Reflecting on his personal history, Gaines observed that ‘one thing that made me different from other conceptual artists is that I was not shying away from language or meaning or content’ – a truth perhaps best exemplified by ‘Manifestos 3’ (2018). This work functions as a systematic transliteration of revolutionary manifestos into musical notation. The installation is comprised of two parts: a single channel video monitor that scrolls the manifesto texts, and two large graphite drawings of the music scores that were produced by the translation. Each text scrolls in succession on a monitor while a recording of the music produced by Gaines’s system plays. Created by way of a rule-based system, Gaines transcribes letters ‘A - H’ from the text into their equivalent musical notes. The use of the letter ‘H’ represents the code used in early Baroque tradition for B-flat. All other letters and spaces between words are noted as rests or silent beats. While the resulting composition does sound intentional, it is controlled only by the preconceived notation system that follows the compositional structure of language. This produces the fluidity that the audience hears.
The two political texts transcribed in ‘Manifestos 3’ are Martin Luther King, Jr.’s speech given at the University of Newcastle upon Tyne (1967), wherein King nominates racism, poverty, and war as the three most urgent problems of the contemporary world, and James Baldwin’s essay ‘Princes and Powers’ (1957) which describes the dominating power of cultural control. These two manifestos are systematically translated into the above described musical notations as written and arranged for piano by Gaines and edited by John Eagle.
This series not only takes social justice and politics on as its subject, but also as it may critique our understanding of the relationship of the practice of art and politics.
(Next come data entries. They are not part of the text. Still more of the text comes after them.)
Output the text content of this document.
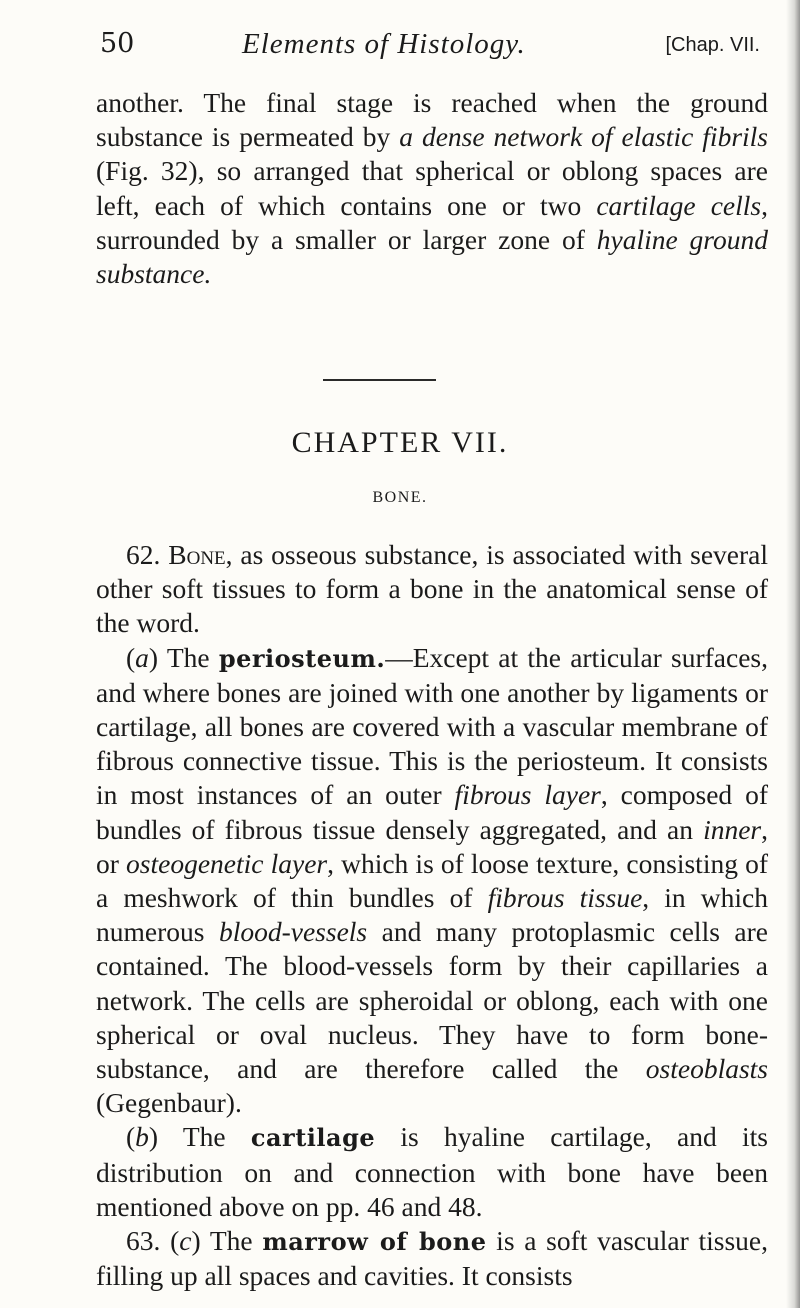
50	Elements of Histology.	[Chap. VII.

another. The final stage is reached when the ground substance is permeated by a dense network of elastic fibrils (Fig. 32), so arranged that spherical or oblong spaces are left, each of which contains one or two cartilage cells, surrounded by a smaller or larger zone of hyaline ground substance.

CHAPTER VII.
BONE.

62. Bone, as osseous substance, is associated with several other soft tissues to form a bone in the anatomical sense of the word.

(a) The periosteum.—Except at the articular surfaces, and where bones are joined with one another by ligaments or cartilage, all bones are covered with a vascular membrane of fibrous connective tissue. This is the periosteum. It consists in most instances of an outer fibrous layer, composed of bundles of fibrous tissue densely aggregated, and an inner, or osteogenetic layer, which is of loose texture, consisting of a meshwork of thin bundles of fibrous tissue, in which numerous blood-vessels and many protoplasmic cells are contained. The blood-vessels form by their capillaries a network. The cells are spheroidal or oblong, each with one spherical or oval nucleus. They have to form bone-substance, and are therefore called the osteoblasts (Gegenbaur).

(b) The cartilage is hyaline cartilage, and its distribution on and connection with bone have been mentioned above on pp. 46 and 48.

63. (c) The marrow of bone is a soft vascular tissue, filling up all spaces and cavities. It consists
By converting these powerful and poignant texts into music, Gaines unites the rational, mathematical, and lyrical structures of music with the irrationality of violence, racial tensions, and social injustice. The predetermined process developed by Gaines widens the distance between concepts and their interpretation, effectively removing the artist’s subjectivity while empowering the viewer’s. The combination of the elegiac music with the stirring words of the scrolling manifestos creates an unexpected conflict for the viewer; it is within this dissonance that the indelible truths of Gaines’s work are revealed.